Um diese Frage zu beantworten, bleibt für einen Außenstehenden nicht viel anderes, als den gesunden Menschenverstand in Gang zu setzen. Warum spricht Herr Höcke über etwas ganz Uninteressantes? Wenn man die Moschee gebaut hätte und die paar Hansel – um es salopp auszudrücken – da hineingehen, dann hätte das niemand bemerkt und folglich niemanden gestört und schon gar nicht die Gesellschaft verändert. Die Christen wären weiter in den Dom oder die Severikirche gegangen, die Ungläubigen weiter in eine Kneipe oder einen Sportverein und die meisten wären weiter zu Hause geblieben und hätten alberne Fernsehsendungen angeschaut.
Nachdem Herr Höcke aber 700 gekommenen Bürgern von dem geplanten Moscheebau erzählt hat, ist es ganz anders. Viel lieber hätte er es Zehntausenden erzählt, aber die kamen halt nicht. Wie gesagt, es ist ja nicht wirklich interessant.
Weil Herr Höcke Lehrer war und also nicht blöde sein kann, muss er eine Absicht gehabt haben, davon so engagiert zu reden.

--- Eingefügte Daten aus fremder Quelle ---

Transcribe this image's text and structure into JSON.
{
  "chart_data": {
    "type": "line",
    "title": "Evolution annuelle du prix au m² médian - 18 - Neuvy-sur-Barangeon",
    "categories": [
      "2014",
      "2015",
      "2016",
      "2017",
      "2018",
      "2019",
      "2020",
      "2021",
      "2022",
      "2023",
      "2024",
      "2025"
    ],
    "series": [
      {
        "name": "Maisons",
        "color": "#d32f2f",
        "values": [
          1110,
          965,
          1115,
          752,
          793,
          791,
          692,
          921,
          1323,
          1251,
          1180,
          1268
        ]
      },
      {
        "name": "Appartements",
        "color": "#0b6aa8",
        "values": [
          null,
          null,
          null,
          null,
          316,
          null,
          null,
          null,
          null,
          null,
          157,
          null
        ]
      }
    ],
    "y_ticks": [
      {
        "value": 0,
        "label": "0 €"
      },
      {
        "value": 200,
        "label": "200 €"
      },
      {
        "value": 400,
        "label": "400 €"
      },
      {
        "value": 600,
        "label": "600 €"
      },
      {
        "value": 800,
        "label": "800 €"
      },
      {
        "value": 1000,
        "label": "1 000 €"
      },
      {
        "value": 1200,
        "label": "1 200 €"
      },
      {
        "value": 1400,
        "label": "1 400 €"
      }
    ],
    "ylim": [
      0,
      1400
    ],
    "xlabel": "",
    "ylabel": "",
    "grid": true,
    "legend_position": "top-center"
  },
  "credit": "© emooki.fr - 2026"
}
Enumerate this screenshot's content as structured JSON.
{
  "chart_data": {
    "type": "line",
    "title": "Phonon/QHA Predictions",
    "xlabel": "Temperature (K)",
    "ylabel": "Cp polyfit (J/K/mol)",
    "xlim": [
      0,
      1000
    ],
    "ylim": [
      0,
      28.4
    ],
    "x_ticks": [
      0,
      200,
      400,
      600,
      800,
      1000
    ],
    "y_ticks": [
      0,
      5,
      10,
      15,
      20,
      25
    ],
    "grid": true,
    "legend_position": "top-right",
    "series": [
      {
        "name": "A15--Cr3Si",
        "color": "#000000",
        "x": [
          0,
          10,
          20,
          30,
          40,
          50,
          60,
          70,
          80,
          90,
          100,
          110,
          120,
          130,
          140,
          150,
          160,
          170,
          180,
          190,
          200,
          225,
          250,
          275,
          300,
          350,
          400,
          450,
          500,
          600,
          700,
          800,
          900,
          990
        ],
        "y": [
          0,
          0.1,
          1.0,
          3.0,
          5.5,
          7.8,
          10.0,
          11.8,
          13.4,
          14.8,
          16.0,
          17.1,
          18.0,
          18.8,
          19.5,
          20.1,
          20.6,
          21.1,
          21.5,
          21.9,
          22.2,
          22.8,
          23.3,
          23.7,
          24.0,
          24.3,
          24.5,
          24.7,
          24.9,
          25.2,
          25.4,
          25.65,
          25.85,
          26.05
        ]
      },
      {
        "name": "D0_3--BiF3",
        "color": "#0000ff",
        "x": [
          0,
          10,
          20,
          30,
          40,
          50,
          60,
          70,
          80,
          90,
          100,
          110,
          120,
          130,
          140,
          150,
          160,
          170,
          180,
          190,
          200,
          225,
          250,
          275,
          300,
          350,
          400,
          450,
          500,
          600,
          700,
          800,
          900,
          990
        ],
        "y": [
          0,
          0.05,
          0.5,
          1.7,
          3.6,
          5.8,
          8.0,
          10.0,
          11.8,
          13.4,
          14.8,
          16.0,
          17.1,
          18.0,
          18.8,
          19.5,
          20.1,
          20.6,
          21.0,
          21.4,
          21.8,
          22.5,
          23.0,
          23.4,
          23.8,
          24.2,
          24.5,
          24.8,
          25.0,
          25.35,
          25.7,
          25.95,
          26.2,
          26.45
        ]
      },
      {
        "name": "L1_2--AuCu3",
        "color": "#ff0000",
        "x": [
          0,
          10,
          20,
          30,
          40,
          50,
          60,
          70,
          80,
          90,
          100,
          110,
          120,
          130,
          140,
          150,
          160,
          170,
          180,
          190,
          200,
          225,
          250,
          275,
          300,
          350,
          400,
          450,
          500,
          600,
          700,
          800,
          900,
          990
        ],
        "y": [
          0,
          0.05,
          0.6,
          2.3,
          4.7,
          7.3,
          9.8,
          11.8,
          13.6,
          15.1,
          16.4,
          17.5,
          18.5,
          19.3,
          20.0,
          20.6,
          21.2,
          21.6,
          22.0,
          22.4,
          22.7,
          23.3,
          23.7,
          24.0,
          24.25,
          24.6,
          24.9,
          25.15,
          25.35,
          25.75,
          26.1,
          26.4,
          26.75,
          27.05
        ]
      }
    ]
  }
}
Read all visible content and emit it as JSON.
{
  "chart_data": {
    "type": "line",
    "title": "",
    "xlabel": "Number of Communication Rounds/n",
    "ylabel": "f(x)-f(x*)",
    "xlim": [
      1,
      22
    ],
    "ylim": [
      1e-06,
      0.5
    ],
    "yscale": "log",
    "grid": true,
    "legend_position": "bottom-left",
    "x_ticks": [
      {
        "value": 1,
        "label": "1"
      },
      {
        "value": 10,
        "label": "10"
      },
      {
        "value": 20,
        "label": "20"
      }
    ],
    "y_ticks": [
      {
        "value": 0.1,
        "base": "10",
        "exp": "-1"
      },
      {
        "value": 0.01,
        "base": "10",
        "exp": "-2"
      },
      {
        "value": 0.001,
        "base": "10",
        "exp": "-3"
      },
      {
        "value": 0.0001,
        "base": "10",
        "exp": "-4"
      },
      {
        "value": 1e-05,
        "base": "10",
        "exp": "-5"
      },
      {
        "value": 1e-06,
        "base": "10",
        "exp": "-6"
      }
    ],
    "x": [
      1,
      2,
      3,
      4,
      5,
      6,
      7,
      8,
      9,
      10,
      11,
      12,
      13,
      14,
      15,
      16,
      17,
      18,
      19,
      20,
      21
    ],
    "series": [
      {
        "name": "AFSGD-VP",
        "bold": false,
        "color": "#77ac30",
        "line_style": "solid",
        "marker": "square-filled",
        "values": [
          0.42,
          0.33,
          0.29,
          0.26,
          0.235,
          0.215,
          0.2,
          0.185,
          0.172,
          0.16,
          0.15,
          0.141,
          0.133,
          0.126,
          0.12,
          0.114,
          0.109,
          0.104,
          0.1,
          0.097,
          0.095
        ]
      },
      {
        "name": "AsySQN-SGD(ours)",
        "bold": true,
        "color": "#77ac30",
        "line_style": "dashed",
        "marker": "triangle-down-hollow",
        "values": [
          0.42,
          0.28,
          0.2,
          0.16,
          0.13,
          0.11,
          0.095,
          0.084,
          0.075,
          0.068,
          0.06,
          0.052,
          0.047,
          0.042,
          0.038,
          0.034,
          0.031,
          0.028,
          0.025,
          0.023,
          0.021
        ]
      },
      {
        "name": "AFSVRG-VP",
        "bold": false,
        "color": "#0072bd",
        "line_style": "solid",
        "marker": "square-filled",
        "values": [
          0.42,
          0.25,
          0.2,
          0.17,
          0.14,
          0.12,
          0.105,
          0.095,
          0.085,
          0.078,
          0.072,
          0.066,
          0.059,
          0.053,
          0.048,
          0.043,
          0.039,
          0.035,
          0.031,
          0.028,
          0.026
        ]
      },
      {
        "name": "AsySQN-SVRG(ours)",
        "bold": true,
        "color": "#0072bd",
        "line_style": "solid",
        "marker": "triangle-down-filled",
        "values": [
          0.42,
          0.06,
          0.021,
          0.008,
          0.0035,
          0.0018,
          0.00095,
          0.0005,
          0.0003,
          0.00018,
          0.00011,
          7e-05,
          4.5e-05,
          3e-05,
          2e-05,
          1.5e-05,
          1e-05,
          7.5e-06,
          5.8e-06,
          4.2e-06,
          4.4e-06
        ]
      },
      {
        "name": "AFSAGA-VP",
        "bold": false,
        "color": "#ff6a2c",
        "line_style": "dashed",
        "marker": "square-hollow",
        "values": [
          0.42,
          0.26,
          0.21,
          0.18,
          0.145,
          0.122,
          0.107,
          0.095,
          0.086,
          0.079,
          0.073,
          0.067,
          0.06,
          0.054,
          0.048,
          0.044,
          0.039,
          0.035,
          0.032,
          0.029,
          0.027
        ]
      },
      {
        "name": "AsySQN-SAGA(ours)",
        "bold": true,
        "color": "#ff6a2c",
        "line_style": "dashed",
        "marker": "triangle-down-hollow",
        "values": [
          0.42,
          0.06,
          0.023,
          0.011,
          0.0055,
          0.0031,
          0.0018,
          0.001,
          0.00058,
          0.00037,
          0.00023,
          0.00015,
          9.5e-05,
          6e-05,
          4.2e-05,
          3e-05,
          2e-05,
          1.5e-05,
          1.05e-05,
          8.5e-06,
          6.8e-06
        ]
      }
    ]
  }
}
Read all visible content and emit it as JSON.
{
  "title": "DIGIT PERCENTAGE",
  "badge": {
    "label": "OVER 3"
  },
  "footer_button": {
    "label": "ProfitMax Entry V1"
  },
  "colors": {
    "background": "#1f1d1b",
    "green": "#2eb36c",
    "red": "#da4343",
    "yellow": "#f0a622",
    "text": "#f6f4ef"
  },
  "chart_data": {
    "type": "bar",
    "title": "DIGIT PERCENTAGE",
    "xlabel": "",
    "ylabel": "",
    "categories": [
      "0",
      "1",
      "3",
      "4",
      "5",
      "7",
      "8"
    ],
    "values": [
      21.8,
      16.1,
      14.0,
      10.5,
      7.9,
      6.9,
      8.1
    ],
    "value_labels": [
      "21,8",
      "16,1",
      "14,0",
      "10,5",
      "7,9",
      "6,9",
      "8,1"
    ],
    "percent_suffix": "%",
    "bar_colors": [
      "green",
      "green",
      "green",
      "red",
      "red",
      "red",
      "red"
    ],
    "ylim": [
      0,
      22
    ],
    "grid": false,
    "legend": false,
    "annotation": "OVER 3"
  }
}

Welche kann das sein? Richtig, er wollte, dass das alle wissen. Er wollte, dass alle Menschen endlich erfahren, dass da eine Moschee ist, in die man hineingehen kann, um zu beten oder sonst etwas zu tun. Herr Höcke ist also eigentlich ein ganz erfolgreicher Marketingmann für den Islam. Er hat richtig tolle Pressearbeit für die Moschee gemacht. Er hat allen Muslimen und denen, die es noch werden wollen, erzählt, dass in Erfurt eine Moschee gebaut werden soll.
Herr Höcke will den Islam groß und stark machen, sonst würde er nicht so viel davon erzählen.
Einwand: Er warnt aber doch vor der Islamisierung, wie kann er dann ein Islam-Marketingprofi sein? Ganz einfach: Wenn er sagen würde: „Liebe ängstliche Mitbürger, geht in eine Moschee, die erst noch gebaut werden soll“, dann wäre das eine ziemlich langweile Werbung gewesen. Aber er hat von einem großen Elektronikmarkt gelernt und sagt: „Ihr seid doch nicht blöd“, geht da ja nicht hin. Wie im Märchen, wo man jede Kammer des Schlosses betreten darf, nur eine einzige nicht, weiß Herr Höcke: In diese Kammer will jeder rein. Also erzählt er ganz furchtbare Sachen über die noch gar nicht gebaute Moschee – und plötzlich finden das alle interessant. Alle warten nur, dass endlich der Bau fertig wird, damit sie nachschauen können, was da Geheimnisvolles gemacht wird.
Liebe islamische Gemeinde. Ihr solltet Herrn Höcke wirklich dankbar sein. So viel Werbung, ohne einen Cent dafür zu bezahlen. Herr Höcke ist total auf eurer Seite. Bitte lasst euch nur nicht von dem übrigen Wortgeklingel erschrecken. Ihr müsst jetzt nur schauen, dass ihr immer im Gespräch bleibt. Wenn ihr mal nicht weiterwisst, dann erzählt doch einfach Herrn Höcke, dass ihr die Moschee auf dem Domplatz bauen wollt. Da sei noch eine Menge Platz. Auch für seine 700 Mitbürger, die ihm so gerne zuhören.